NumPy brings the computational power of languages like C and Fortran to Python, a language much easier to learn and use. With this power comes simplicity: a solution in NumPy is often clear and elegant.
|Quantum Computing||Statistical Computing||Signal Processing||Image Processing||Graphs and Networks||Astronomy Processes||Cognitive Psychology|
|QuTiP||Pandas||SciPy||Circle Tree Slice Watercolor Painting- Wood Slice Art Print- Tre||NetworkX||AstroPy||PsychoPy|
|Bioinformatics||Bayesian Inference||Mathematical Analysis||Chemistry||Geoscience||Geographic Processing||Architecture & Engineering|
|Scikit-Bio||handmade pocket knife, edc kiridashi, fixed blade knife, neck kn||SymPy||MDAnalysis||Simpeg||GeoPandas||City Energy Analyst|
|PyEnsembl||ArviZ||Black Boho Basket, Plant basket, Fabric planter, Storage basket,||RDKit||ObsPy||Folium||Sverchok|
|ETE||emcee||FEniCS||Fatiando a Terra|
NumPy's API is the starting point when libraries are written to exploit innovative hardware, create specialized array types, or add capabilities beyond what NumPy provides.

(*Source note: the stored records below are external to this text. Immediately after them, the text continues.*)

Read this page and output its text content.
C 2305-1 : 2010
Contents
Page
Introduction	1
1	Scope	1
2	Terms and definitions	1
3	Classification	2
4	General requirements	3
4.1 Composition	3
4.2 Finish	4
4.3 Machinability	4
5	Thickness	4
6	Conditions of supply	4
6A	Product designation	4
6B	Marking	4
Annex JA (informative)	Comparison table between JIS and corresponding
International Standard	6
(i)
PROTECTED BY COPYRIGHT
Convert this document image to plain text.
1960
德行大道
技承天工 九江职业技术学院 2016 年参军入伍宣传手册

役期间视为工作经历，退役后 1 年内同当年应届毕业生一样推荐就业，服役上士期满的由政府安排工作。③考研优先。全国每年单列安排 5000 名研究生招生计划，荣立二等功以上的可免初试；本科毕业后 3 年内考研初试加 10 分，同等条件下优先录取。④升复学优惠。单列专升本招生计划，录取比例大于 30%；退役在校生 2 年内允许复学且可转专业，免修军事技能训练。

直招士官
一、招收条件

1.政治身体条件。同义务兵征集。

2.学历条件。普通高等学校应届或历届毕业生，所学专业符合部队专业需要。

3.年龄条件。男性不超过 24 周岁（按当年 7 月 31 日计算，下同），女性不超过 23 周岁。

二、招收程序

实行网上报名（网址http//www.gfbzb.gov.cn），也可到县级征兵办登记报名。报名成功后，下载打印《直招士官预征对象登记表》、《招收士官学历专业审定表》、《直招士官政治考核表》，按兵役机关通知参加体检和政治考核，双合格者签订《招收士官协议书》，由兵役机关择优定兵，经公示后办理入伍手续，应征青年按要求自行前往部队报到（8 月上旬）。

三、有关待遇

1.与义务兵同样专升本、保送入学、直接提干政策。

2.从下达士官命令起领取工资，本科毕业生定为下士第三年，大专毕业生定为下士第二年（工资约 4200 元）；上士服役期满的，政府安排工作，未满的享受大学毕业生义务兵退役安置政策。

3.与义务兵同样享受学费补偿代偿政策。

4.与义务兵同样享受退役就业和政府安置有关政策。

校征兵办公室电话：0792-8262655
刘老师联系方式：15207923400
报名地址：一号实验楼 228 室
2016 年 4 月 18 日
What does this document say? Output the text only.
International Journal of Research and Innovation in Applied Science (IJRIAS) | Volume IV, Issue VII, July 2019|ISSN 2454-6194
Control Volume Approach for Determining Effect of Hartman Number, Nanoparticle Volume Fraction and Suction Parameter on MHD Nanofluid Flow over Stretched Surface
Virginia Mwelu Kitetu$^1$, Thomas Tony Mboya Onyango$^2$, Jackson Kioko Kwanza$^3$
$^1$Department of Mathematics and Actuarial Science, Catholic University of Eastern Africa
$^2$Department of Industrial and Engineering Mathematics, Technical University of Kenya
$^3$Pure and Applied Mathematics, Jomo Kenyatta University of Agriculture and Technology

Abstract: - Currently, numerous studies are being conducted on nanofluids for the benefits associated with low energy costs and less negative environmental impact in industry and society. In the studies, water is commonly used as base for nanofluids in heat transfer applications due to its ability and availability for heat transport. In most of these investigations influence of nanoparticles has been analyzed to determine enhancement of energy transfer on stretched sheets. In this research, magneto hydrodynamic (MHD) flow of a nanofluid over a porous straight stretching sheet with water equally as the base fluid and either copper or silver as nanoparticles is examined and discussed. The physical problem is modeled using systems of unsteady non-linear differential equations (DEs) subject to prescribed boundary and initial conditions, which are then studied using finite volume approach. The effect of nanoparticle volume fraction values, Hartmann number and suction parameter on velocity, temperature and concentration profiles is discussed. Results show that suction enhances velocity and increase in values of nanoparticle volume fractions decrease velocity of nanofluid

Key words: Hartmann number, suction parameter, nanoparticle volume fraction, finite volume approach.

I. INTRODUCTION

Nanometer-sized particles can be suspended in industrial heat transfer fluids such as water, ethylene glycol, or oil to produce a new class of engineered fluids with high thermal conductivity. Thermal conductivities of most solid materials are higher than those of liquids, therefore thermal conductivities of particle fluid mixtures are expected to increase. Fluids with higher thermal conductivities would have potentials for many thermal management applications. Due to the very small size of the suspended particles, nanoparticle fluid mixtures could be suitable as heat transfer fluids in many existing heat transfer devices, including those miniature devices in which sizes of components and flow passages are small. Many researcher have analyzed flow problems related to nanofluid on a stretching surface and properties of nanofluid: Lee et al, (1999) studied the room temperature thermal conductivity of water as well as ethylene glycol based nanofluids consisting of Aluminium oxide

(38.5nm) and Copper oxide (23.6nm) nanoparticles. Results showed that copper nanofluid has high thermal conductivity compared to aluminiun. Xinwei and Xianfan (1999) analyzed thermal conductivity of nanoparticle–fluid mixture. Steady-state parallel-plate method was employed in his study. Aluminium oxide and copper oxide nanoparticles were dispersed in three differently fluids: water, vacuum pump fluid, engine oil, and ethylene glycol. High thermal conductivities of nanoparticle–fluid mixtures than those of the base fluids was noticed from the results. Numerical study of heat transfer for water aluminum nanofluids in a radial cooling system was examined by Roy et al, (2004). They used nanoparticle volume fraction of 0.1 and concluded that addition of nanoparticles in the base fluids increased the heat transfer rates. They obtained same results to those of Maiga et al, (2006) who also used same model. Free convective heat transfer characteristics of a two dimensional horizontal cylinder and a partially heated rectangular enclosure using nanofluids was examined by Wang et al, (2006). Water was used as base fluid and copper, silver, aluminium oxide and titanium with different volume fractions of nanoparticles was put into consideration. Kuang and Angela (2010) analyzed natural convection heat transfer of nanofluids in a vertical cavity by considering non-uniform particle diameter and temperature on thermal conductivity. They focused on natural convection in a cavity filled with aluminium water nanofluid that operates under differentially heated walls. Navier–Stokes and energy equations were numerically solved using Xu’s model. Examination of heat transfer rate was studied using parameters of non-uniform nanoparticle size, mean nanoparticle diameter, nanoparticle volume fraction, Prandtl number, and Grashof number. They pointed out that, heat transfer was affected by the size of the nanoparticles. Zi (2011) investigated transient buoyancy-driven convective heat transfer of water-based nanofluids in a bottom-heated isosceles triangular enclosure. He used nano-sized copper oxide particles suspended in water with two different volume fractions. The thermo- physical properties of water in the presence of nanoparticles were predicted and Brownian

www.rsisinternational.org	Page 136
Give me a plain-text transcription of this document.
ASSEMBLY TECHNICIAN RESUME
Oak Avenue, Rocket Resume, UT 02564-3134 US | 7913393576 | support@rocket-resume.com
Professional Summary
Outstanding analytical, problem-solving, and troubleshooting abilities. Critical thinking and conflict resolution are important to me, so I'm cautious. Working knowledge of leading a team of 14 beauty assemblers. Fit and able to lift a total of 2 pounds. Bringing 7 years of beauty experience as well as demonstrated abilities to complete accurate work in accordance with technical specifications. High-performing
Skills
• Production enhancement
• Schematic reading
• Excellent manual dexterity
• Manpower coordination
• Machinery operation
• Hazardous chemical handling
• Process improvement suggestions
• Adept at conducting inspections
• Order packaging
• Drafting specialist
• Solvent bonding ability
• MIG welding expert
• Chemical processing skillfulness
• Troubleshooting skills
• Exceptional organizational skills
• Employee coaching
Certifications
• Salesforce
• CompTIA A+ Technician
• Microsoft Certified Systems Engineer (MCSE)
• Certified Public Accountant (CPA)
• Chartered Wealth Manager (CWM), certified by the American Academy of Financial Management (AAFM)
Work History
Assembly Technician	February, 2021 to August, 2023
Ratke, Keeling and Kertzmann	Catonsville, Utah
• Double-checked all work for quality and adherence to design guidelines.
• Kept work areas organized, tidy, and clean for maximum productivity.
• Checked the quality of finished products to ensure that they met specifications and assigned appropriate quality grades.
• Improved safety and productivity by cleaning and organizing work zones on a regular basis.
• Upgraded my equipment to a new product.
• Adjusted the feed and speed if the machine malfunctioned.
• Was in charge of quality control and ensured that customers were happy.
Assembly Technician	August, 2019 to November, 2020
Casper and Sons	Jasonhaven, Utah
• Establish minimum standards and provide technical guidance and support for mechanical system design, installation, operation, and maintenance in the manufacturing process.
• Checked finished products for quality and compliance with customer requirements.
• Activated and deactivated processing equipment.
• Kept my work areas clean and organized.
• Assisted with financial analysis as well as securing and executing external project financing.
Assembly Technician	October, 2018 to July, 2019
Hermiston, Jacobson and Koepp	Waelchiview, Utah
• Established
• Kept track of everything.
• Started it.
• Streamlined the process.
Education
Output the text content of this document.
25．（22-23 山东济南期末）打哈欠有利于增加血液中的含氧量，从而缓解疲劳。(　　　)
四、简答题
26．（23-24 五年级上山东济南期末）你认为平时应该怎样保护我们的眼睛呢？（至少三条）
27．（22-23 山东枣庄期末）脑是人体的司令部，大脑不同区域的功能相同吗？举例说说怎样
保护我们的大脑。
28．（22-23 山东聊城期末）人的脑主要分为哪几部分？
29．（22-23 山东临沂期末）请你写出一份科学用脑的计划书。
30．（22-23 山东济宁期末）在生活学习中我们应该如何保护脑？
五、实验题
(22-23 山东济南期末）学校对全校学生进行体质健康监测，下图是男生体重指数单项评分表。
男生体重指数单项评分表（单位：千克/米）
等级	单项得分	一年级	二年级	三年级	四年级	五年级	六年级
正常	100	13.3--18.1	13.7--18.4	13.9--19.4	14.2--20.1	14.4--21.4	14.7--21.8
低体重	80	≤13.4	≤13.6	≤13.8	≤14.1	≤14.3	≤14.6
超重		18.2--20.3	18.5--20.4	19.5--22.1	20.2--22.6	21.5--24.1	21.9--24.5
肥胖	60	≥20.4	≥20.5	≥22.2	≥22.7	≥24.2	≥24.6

|Array Library||Capabilities & Application areas|
|Dask||Distributed arrays and advanced parallelism for analytics, enabling performance at scale.|
|CuPy||NumPy-compatible array library for GPU-accelerated computing with Python.|
|JAX||Composable transformations of NumPy programs: differentiate, vectorize, just-in-time compilation to GPU/TPU.|
|Xarray||Labeled, indexed multi-dimensional arrays for advanced analytics and visualization|
|Sparse||NumPy-compatible sparse array library that integrates with Dask and SciPy's sparse linear algebra.|
|PyTorch||Deep learning framework that accelerates the path from research prototyping to production deployment.|
|TensorFlow||An end-to-end platform for machine learning to easily build and deploy ML powered applications.|
|MXNet||Deep learning framework suited for flexible research prototyping and production.|
|Search Engine Optimization | On Page Optimization | Technical Op||A cross-language development platform for columnar in-memory data and analytics.|
|xtensor||Multi-dimensional arrays with broadcasting and lazy computing for numerical analysis.|
|XND||Develop libraries for array computing, recreating NumPy's foundational concepts.|
|uarray||Python backend system that decouples API from implementation; unumpy provides a NumPy API.|
|tensorly||Tensor learning, algebra and backends to seamlessly use NumPy, MXNet, PyTorch, TensorFlow or CuPy.|
NumPy lies at the core of a rich ecosystem of data science libraries. A typical exploratory data science workflow might look like:
NumPy forms the basis of powerful machine learning libraries like scikit-learn and SciPy. As machine learning grows, so does the list of libraries built on NumPy. Rossini Pendant and brooch 925 sterling silver, silk lanyard, av deep learning capabilities have broad applications — among them speech and image recognition, text-based applications, time-series analysis, and video detection. 10, 20, or 50 Santa Hat Charms, Silver, Christmas Charms Pendant, another deep learning library, is popular among researchers in computer vision and natural language processing. MXNet is another AI package, providing blueprints and templates for deep learning.
NumPy’s accelerated processing of large arrays allows researchers to visualize datasets far larger than native Python could handle.